During the Q&A portion of the call, Leproust spoke about a price increase initiated last month. "We tried to price on value," she said. "And I think there's an understanding that costs are going up, and so we were able to put in a price increase, based on the quality of our product, based on the strength of our product, which has been quite well received."

CFO Jim Thorburn added that several larger customers pushed shipments originally slated for December into January, and the firm was negatively impacted by COVID in China.

Synbio revenues, which include genes, libraries, and oligo pools, totaled $21.7 million, up 21 percent from $18 million a year ago. Revenue from genes was $16.2 million, up from $13.5 million last year, and the company shipped approximately 134,000 genes during the quarter. Oligo pools revenues were $3.7 million, Thorburn said.

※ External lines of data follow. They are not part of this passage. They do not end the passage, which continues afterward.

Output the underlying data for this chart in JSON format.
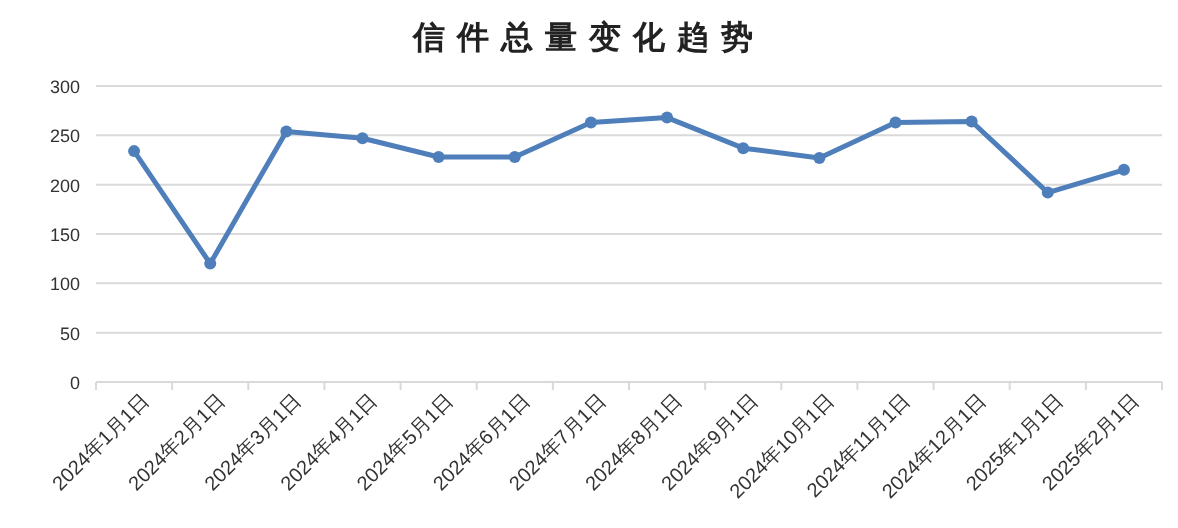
{
  "chart_data": {
    "type": "line",
    "title": "信件总量变化趋势",
    "categories": [
      "2024年1月1日",
      "2024年2月1日",
      "2024年3月1日",
      "2024年4月1日",
      "2024年5月1日",
      "2024年6月1日",
      "2024年7月1日",
      "2024年8月1日",
      "2024年9月1日",
      "2024年10月1日",
      "2024年11月1日",
      "2024年12月1日",
      "2025年1月1日",
      "2025年2月1日"
    ],
    "series": [
      {
        "color": "#4f7fba",
        "values": [
          234,
          120,
          254,
          247,
          228,
          228,
          263,
          268,
          237,
          227,
          263,
          264,
          192,
          215
        ]
      }
    ],
    "ylim": [
      0,
      300
    ],
    "yticks": [
      0,
      50,
      100,
      150,
      200,
      250,
      300
    ],
    "grid": "y",
    "marker": "circle",
    "line_style": "solid"
  }
}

Biopharma revenues were $8.2 million, up from $4.8 million a year ago. "Biopharma orders have been impacted by an overall weaker environment, and we did not see the 'pharma Christmas' in the quarter as we've seen in past years," Thornburn said.

By end market, healthcare revenues were $30 million, industrial chemicals revenues $13.6 million, and academic lab revenues were $10 million.

By region, Europe, Middle East, and Africa revenues were $16.3 million, Asia-Pacific revenues totaled $4.3 million, and revenues from the Americas were $33.6 million.

The company shipped approximately 134,000 genes during the quarter to 2,060 customers, compared to about 1,800 customers during the year-ago quarter.

For Q1, the company reported a net loss of $41.8 million, or $.74 per share, compared to a loss of $45.6 million, or $.91 per share, in Q1 of FY 2022, beating the average Wall Street estimate of a net loss of $1.13 per share. The weighted average number of shares used to compute net loss per share was 56.4 million in Q1, compared to approximately 49.9 million a year ago.

Twist's Q1 R&D expenses rose nearly 40 percent to $31.2 million from $22.6 million in the year-ago quarter, driven by increased compensation costs of $5 million. SG&A expenses fell 17 percent to $42.3 million from $51.1 million a year ago.

As of Dec. 31, 2022, the company had $316.7 million in cash and cash equivalents, and $122.0 million in short-term investments.

Full-year fiscal 2023 revenue guidance in the range of $261 million to $269 million remains unchanged. Thorburn said that net loss for the year is now expected to be $225 million, down from $260 million.

In Friday morning trading on the Nasdaq, Twist shares were down 17 percent at $25.25.